The test for Deal is as much mental as it physical. Several times in Wednesday’s practice, Brown could be seen grabbing the freshman and lining him up where he was actually supposed to be.
“The big part of it is just learning to think when you’re tired,” Brown said. “I think when he’s tired, his fundamentals kind of go out the window, and (he) starts to kind of feel sorry for himself a little bit. I kind of understand, being a young guy, but I’m not going to feel sorry for him. Nobody else is going to feel sorry for him out here. We all came (here) to be successful and continue to work and push each other to be the best we can be.”

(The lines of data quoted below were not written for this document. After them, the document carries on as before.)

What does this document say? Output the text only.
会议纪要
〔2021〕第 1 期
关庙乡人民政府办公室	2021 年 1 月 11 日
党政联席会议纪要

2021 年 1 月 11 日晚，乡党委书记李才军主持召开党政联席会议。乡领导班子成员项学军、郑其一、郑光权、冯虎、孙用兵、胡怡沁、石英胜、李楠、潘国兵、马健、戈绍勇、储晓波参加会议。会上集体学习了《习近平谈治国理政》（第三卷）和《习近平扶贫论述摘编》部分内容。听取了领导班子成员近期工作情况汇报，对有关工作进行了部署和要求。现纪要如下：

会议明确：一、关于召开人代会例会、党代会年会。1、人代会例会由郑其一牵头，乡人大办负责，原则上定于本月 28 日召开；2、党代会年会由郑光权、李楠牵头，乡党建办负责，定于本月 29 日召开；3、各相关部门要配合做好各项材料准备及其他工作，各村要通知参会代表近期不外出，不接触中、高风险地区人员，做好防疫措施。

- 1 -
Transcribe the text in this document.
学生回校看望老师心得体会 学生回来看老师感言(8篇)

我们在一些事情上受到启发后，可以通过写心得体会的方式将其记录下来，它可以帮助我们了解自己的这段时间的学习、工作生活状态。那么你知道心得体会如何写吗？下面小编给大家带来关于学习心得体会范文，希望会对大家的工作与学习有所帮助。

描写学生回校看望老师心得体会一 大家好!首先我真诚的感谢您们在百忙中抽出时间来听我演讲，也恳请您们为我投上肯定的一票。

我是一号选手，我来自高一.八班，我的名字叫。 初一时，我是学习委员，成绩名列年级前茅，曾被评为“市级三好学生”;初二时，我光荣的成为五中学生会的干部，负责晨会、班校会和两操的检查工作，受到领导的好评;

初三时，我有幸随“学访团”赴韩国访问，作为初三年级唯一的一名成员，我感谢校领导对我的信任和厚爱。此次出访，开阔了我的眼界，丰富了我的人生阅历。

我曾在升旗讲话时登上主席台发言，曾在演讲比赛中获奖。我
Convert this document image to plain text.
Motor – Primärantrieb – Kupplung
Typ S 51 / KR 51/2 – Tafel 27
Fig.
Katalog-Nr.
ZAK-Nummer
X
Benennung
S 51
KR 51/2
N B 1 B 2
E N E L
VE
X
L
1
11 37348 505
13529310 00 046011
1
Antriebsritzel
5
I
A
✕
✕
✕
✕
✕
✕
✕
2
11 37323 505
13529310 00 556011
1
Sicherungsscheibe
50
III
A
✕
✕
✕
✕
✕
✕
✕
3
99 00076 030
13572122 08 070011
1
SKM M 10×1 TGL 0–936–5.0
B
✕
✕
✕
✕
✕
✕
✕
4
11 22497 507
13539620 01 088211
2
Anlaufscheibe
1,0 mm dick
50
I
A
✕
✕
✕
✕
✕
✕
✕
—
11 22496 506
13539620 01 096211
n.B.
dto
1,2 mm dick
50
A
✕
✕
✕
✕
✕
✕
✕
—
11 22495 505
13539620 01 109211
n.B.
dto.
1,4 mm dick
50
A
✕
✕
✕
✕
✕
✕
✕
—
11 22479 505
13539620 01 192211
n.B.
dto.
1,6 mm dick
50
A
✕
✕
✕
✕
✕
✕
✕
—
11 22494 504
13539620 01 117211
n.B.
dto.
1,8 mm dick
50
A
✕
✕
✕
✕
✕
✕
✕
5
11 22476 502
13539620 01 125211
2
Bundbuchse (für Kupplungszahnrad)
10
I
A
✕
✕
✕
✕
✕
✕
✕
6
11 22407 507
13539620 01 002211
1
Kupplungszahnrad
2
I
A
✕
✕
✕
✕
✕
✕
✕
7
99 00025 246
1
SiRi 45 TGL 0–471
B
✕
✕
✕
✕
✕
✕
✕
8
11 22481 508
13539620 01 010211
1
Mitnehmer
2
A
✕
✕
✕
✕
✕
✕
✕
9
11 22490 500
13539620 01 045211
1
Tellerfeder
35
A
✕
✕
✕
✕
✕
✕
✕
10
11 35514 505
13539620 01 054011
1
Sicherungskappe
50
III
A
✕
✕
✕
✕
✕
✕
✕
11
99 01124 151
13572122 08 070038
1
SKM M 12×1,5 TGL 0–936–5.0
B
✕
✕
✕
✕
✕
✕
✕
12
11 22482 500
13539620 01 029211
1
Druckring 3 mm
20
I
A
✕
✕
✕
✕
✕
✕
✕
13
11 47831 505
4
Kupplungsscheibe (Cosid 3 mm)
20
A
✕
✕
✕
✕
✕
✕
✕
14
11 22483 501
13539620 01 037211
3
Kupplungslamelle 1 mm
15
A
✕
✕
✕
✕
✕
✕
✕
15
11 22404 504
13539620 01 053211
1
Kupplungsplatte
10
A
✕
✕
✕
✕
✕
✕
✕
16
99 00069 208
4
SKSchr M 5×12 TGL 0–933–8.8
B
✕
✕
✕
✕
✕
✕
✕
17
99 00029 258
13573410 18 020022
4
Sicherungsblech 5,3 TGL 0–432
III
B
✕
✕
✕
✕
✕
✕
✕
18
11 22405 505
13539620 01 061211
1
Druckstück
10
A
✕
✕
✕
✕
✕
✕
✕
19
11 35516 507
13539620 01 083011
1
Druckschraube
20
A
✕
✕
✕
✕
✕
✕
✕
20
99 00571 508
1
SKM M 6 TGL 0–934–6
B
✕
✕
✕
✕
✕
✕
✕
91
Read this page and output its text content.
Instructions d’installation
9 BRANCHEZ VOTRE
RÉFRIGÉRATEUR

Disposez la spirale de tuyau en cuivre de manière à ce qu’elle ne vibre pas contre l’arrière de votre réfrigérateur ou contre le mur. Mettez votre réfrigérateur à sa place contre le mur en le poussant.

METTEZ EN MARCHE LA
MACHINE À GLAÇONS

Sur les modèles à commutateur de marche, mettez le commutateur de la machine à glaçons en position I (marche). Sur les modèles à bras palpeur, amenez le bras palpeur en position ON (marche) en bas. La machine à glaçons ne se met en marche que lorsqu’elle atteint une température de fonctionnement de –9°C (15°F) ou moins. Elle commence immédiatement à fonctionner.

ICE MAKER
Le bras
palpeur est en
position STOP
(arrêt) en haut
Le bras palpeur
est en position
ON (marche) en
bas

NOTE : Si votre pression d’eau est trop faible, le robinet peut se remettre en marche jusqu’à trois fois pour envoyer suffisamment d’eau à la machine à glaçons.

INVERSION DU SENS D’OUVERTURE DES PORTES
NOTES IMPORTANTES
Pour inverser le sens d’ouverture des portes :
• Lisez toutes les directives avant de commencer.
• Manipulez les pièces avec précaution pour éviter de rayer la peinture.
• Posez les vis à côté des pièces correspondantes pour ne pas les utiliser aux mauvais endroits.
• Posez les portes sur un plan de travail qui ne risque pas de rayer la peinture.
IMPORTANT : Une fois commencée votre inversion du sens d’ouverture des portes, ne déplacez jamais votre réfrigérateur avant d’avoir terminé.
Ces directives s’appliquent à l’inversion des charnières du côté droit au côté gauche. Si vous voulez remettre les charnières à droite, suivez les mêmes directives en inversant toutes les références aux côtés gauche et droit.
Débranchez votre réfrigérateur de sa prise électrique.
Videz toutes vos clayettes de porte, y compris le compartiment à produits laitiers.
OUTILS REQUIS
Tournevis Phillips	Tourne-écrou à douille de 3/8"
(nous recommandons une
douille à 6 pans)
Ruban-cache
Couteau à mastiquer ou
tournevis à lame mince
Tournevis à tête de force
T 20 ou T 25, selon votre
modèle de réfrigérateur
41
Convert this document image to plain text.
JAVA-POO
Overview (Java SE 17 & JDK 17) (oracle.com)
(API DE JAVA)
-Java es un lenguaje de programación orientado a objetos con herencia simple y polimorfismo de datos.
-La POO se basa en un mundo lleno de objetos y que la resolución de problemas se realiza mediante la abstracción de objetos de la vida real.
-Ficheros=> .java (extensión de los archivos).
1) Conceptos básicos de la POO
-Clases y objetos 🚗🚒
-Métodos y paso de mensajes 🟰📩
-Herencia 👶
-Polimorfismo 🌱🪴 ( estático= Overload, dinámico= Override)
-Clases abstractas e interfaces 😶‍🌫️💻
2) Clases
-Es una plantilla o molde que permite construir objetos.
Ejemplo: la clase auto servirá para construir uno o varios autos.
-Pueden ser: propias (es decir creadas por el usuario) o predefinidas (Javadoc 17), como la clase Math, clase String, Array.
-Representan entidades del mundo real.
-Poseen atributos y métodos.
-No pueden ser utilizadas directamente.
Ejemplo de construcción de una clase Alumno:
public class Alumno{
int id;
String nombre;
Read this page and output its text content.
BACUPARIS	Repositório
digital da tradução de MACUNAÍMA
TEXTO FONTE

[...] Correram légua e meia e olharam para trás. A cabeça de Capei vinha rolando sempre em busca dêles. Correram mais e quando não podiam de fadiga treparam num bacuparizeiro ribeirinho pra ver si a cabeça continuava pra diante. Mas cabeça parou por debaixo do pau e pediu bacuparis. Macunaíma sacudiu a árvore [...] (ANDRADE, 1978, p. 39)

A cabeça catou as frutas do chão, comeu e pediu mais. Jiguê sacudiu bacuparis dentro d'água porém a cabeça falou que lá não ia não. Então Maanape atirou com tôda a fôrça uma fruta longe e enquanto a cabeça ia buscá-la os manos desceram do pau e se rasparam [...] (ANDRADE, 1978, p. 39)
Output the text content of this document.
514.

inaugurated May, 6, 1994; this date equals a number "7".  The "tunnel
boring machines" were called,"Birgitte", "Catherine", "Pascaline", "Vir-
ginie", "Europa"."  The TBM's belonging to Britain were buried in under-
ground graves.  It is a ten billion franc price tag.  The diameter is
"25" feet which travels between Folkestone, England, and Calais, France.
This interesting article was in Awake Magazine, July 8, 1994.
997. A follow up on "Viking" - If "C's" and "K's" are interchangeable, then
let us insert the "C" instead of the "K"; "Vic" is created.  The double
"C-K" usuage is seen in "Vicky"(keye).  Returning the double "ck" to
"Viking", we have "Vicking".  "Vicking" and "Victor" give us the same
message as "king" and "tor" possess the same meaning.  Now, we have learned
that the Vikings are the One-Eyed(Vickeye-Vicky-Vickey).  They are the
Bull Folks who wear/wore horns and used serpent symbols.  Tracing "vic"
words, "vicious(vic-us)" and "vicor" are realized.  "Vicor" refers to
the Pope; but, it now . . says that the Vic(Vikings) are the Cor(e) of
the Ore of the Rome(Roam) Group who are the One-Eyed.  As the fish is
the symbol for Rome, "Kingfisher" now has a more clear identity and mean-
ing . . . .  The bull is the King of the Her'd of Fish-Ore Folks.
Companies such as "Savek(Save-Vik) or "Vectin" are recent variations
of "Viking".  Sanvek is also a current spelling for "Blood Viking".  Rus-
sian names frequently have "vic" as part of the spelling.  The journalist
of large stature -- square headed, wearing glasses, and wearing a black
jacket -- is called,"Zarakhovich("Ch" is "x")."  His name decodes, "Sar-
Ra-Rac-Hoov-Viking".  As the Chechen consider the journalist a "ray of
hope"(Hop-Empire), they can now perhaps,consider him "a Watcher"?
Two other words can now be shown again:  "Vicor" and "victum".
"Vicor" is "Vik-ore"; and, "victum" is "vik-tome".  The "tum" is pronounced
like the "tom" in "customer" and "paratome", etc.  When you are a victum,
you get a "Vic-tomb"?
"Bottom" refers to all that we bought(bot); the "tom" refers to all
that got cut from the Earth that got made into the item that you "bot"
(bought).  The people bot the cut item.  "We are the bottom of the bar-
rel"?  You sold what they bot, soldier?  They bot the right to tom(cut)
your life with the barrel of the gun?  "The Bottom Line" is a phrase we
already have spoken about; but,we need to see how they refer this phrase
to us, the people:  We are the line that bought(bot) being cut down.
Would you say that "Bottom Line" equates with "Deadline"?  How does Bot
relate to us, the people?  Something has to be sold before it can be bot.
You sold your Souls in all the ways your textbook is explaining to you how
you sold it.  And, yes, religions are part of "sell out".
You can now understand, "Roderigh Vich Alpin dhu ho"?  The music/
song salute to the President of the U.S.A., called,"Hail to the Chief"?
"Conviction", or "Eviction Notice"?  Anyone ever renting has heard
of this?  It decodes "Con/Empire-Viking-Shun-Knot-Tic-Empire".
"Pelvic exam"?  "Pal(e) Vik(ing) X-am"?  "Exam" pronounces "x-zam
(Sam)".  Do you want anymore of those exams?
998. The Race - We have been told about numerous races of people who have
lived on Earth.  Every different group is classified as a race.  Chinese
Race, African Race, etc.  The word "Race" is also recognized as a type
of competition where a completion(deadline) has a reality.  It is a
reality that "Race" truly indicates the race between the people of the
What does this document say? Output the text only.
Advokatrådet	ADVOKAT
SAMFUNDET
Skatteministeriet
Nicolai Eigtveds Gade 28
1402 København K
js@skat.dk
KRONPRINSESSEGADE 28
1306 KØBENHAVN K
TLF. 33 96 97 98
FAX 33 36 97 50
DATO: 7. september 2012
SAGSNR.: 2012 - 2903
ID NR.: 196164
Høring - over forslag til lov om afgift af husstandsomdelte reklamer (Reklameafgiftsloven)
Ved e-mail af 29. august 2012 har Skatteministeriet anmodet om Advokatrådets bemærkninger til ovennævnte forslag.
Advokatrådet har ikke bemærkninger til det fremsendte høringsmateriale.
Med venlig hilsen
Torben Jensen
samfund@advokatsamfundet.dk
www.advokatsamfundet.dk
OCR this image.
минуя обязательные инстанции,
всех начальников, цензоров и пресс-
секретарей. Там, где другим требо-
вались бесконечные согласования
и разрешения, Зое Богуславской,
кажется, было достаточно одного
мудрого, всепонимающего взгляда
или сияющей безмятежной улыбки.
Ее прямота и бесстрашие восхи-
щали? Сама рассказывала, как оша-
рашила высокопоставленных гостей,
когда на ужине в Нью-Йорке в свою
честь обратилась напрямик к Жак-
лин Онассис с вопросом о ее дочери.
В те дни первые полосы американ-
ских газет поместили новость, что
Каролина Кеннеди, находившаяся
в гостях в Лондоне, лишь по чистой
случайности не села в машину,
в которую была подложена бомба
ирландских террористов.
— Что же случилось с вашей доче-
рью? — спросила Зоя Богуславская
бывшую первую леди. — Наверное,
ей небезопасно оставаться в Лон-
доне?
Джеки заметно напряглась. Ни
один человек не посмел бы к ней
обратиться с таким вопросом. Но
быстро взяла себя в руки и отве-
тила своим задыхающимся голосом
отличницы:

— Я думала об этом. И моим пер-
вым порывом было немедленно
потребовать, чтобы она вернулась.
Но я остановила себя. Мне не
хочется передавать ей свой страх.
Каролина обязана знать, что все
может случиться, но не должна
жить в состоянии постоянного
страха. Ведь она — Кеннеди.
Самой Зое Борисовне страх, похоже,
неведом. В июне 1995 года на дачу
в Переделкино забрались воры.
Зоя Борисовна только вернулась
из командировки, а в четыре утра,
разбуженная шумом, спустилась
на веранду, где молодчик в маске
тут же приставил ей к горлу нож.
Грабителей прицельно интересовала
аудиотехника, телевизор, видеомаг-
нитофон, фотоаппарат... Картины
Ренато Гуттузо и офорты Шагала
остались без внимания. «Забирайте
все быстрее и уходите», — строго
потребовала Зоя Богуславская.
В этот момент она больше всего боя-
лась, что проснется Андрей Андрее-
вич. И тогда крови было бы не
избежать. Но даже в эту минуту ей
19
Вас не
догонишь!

What should help Deal is the transition to practices with the full team, which will happen on Friday. While his reps will go down, it will allow him to see how Gordon and Clement handle their business. Both guys, despite differing amounts of success, are considered among the hardest workers on the team. And though Deal had a chance to watch them in the summer, training camp is a different beast.
“It’s a different type of work level then when he was in high school. And it was the same way for me when I came from high school to college,” said Brown, who played collegiately for Georgia. “I thought I worked hard until I got around guys that really worked every single day … He’s getting these reps now individually by himself, but once he gets around Melvin and Corey and sees those guys in person really working every single day, he’ll get a better understanding, hopefully, and try and step his game up a little more.”
Like he did in the drill in which he flattened Fischer.
“I want to see that consistently every single day,” Brown said. “He’s a big physical guy, which is one of the reasons we recruited him but he needs to be that way consistently. I think sometimes when he gets tired he plays like he’s 155 (pounds) instead of (216 pounds).”